しかも大和朝廷勢力以外にも、すでに出雲系のような未体制的な土着の勢力がいくつもわが列島に散在することはかれらにも知られていた。それだから大和朝廷勢力はかれらの〈共同幻想〉の担い手の一端を、すでに知られている出雲系のような有力な既存勢力とむすびつける必要があり、それがスサノオの〈天つ罪〉の侵犯とその受刑の挿話となってあらわれたのである。[ref]吉本隆明『共同幻想論』角川文庫(1982年)224ページ[/ref]
『古事記』のなかでスサノオが詠んだ歌とされるものが、
夜久毛多都 伊豆毛夜幣賀岐 都麻碁微爾 夜幣賀岐都久留 曽能夜幣賀岐袁
である。しかし、この通説に対して吉本は『サンカの社会』を書いた三角寛を引用しながら土着系の伝承を紹介している。
サンカは、婦女に暴行を加へることを「ツマゴメ」といふ。また「女込めた」とか、「女込んだ」などともいふ。
この「ツマゴメ」も、往古は、彼らの得意とするところであつた。そこで、「ツレミ」(連身)の掟ができて、一夫多婦を禁じた。それが一夫一婦の制度である。

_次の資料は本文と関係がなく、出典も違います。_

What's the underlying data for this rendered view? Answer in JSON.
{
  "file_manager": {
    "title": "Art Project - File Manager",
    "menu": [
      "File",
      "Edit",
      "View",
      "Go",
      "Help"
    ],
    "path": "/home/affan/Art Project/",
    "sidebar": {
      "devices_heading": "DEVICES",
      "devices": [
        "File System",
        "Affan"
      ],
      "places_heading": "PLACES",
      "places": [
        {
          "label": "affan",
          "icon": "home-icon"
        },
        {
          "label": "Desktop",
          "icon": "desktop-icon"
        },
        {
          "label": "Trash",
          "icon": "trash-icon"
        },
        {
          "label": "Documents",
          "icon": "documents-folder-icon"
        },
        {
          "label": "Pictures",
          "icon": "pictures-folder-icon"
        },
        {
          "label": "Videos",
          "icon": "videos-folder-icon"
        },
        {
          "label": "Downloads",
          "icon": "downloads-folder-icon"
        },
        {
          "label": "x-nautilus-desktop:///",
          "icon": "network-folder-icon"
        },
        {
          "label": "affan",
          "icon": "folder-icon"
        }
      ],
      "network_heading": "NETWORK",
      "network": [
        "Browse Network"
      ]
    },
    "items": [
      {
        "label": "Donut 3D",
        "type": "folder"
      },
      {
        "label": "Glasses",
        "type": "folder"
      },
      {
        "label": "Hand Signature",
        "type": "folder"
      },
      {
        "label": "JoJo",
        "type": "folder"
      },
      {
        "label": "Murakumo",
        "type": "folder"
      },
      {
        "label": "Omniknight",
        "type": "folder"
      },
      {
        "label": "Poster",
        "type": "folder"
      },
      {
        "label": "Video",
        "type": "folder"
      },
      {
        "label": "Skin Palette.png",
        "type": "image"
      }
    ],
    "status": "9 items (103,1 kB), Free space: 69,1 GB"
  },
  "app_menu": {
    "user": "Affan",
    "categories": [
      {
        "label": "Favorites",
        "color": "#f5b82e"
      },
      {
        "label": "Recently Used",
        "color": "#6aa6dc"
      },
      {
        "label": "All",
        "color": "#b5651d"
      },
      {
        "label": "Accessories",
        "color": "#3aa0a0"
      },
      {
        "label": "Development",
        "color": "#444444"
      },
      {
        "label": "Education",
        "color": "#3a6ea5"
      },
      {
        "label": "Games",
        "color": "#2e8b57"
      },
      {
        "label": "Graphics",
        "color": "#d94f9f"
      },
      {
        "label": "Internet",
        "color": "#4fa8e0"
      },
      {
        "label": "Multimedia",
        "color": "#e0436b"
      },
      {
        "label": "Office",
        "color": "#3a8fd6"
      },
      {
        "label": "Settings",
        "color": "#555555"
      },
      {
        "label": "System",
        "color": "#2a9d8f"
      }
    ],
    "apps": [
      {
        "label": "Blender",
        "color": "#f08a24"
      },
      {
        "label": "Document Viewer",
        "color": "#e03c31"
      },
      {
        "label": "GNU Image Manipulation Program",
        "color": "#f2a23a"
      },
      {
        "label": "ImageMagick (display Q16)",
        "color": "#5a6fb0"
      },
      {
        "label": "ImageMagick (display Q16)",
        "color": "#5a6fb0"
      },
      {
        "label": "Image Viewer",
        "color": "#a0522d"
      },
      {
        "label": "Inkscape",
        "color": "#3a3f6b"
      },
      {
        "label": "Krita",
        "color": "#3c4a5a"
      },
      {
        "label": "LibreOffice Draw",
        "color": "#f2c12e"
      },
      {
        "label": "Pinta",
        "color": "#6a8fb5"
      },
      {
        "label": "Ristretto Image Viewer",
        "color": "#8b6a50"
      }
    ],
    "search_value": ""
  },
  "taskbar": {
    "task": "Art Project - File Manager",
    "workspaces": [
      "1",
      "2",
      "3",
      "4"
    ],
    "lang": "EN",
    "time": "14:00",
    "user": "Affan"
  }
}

ここで問題になるのは、古事記、日本書紀に記された文字と解釈である。すなはち、
(古事記)夜久毛多都 伊豆毛夜幣賀岐 都麻碁微爾 夜幣賀岐都久留 曾能夜夜幣賀岐袁
(日本書紀)夜句茂多菟 伊都毛夜覇餓岐 菟麿語味爾 夜覇餓枳菟倶盧 贈廼夜覇餓岐廻
右に見るやうに、両書は、全く異つた当て字を使つてゐるが、後世の学者は、次のやうに解釈してゐる。
八雲立つ 出雲八重垣 妻ごみに 八重垣作る その八重垣を
と、決定してゐるやうであるが、サンカの解釈によると、(昭和十一年、富士山人穴のセブリ外十八ヶ所にて探採)次の通りである。
ヤクモタチ(ツ)は、八蜘蛛断ち(つ)であり、暴漢断滅である。イヅモ、ヤヘガキは、平和を芽吹く法律で、ツマゴメ(ミ)ニは婦女手込めに……である。ヤヘガキツクルは掟を制定して、コ(ソ)ノヤヘガキヲ、はこの掟をこの守る憲法を——で、これが「一夫一婦」の掟である。
それで出雲族を誇示する彼らは、自分たちのことを、「八蜘蛛断滅」だと自称して、誇ってゐるのである。・・・
この伝承で歌を解釈すれば〈乱脈な婚姻を断つのに出雲族の掟を 乱婚にたいして作った その掟を〉ということになる。[ref]『共同幻想論』には引用ページの記載がないが、現在参照できるのは三上寛『サンカ社会の研究』現代書館 「三上寛サンカ選集 第6巻」(2001年)138-9ページである。[/ref]
なぜこういう解釈に吸引力があるかといえば、スサノオが追放されるさいに負わされた〈天つ罪〉のひとつは、農耕的な共同性への侵犯に関している。この解釈からでてくる婚姻についての罪は、いわゆる〈国つ罪〉に包括されて土着性の強いものである。『古事記』のスサノオが二重に象徴している〈高天が原〉と〈出雲〉の両方での〈法〉的な概念は、この解釈では大和朝廷勢力と土着の未開な部族との接合点を意味している。それは同時に〈天つ罪〉の概念と〈国つ罪〉の概念との接合点を意味していることになる。[ref]吉本隆明『共同幻想論』角川文庫(1982年)225-227ページ[/ref]
教育勅語に心酔する籠池泰典氏の揺るぎない確信の核にこういう「共同幻想」が潜んでいるのではないか。出雲系(あるいは土着系)日本人の祖先たちがスサノオに従った民であるという確信を今でもその子孫に信仰として伝承したためではないかと思うのはわたしだけであろうか。